Un diverbio scatenato per questioni di poco conto ha rischiato di degenerare in tragedia nella tarda serata di sabato 11 aprile, nei pressi della storica stazione ferroviaria di Reggio Emilia. Provvidenziale è stato l’intervento tempestivo dei Carabinieri, affiancati dai militari dell’Esercito Italiano, che ha consentito di prevenire ulteriori conseguenze gravi e di sequestrare un coltello artigianale lungo 37 centimetri, brandito da un giovane cittadino egiziano per minacciare tre suoi connazionali. L’episodio ha portato non soltanto al sequestro dell’arma bianca, ma anche alla denuncia a piede libero del ventiduenne coinvolto, residente a Parma, per il reato di porto abusivo di arma atta ad offendere.
Contestualmente, i Carabinieri della sezione radiomobile della compagnia di Reggio Emilia hanno denunciato alla Procura della Repubblica una donna trentenne residente in città, sempre in relazione al medesimo reato. Le autorità competenti, sotto la direzione del Procuratore della Repubblica Calogero Gaetano Paci, stanno proseguendo le indagini preliminari al fine di approfondire i dettagli della vicenda e stabilire eventuali responsabilità penali.
L’intervento delle forze dell’ordine e del personale militare si è reso necessario in seguito a una violenta lite scoppiata in piazzale Marconi, zona sensibile monitorata nell’ambito dell’operazione “Strade Sicure”. Secondo quanto emerso dalle ricostruzioni, la disputa, nata per motivi futili, ha avuto come protagonista un ragazzo di origine egiziana che, al culmine della discussione, avrebbe estratto un coltellaccio con lama lunga 30 centimetri, provocando una situazione di elevato pericolo.

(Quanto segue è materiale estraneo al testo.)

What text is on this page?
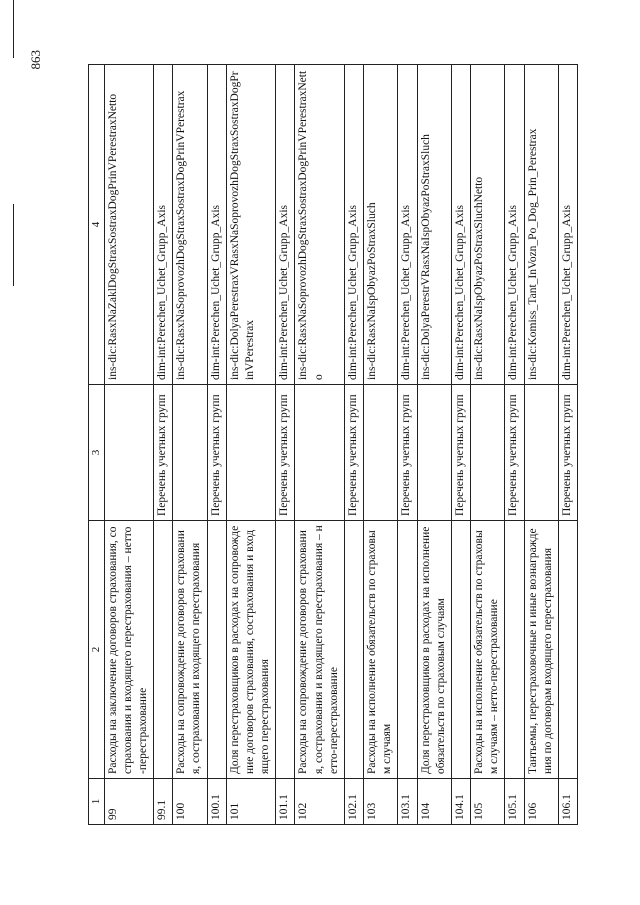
863
1	2	3	4
99	Расходы на заключение договоров страхования, сострахования и входящего перестрахования – нетто-перестрахование		ins-dic:RasxNaZaklDogStraxSostraxDogPrinVPerestraxNetto
99.1		Перечень учетных групп	dim-int:Perechen_Uchet_Grupp_Axis
100	Расходы на сопровождение договоров страхования, сострахования и входящего перестрахования		ins-dic:RasxNaSoprovozhDogStraxSostraxDogPrinVPerestrax
100.1		Перечень учетных групп	dim-int:Perechen_Uchet_Grupp_Axis
101	Доля перестраховщиков в расходах на сопровождение договоров страхования, сострахования и входящего перестрахования		ins-dic:DolyaPerestraxVRasxNaSoprovozhDogStraxSostraxDogPrinVPerestrax
101.1		Перечень учетных групп	dim-int:Perechen_Uchet_Grupp_Axis
102	Расходы на сопровождение договоров страхования, сострахования и входящего перестрахования – нетто-перестрахование		ins-dic:RasxNaSoprovozhDogStraxSostraxDogPrinVPerestraxNetto
102.1		Перечень учетных групп	dim-int:Perechen_Uchet_Grupp_Axis
103	Расходы на исполнение обязательств по страховым случаям		ins-dic:RasxNaIspObyazPoStraxSluch
103.1		Перечень учетных групп	dim-int:Perechen_Uchet_Grupp_Axis
104	Доля перестраховщиков в расходах на исполнение обязательств по страховым случаям		ins-dic:DolyaPerestrVRasxNaIspObyazPoStraxSluch
104.1		Перечень учетных групп	dim-int:Perechen_Uchet_Grupp_Axis
105	Расходы на исполнение обязательств по страховым случаям – нетто-перестрахование		ins-dic:RasxNaIspObyazPoStraxSluchNetto
105.1		Перечень учетных групп	dim-int:Perechen_Uchet_Grupp_Axis
106	Тантьемы, перестраховочные и иные вознаграждения по договорам входящего перестрахования		ins-dic:Komiss_Tant_InVozn_Po_Dog_Prin_Perestrax
106.1		Перечень учетных групп	dim-int:Perechen_Uchet_Grupp_Axis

La prontezza degli agenti presenti sul posto hanno permesso di fermare immediatamente il giovane prima che il suo gesto potesse avere conseguenze più gravi. Il coltello è stato sequestrato e messo a disposizione dell’autorità giudiziaria, mentre il ventiduenne è stato deferito alla Procura della Repubblica per le necessarie valutazioni in merito all’esercizio dell’azione penale.
Le indagini continueranno per chiarire ulteriori dettagli sull’accaduto e definire i provvedimenti da adottare.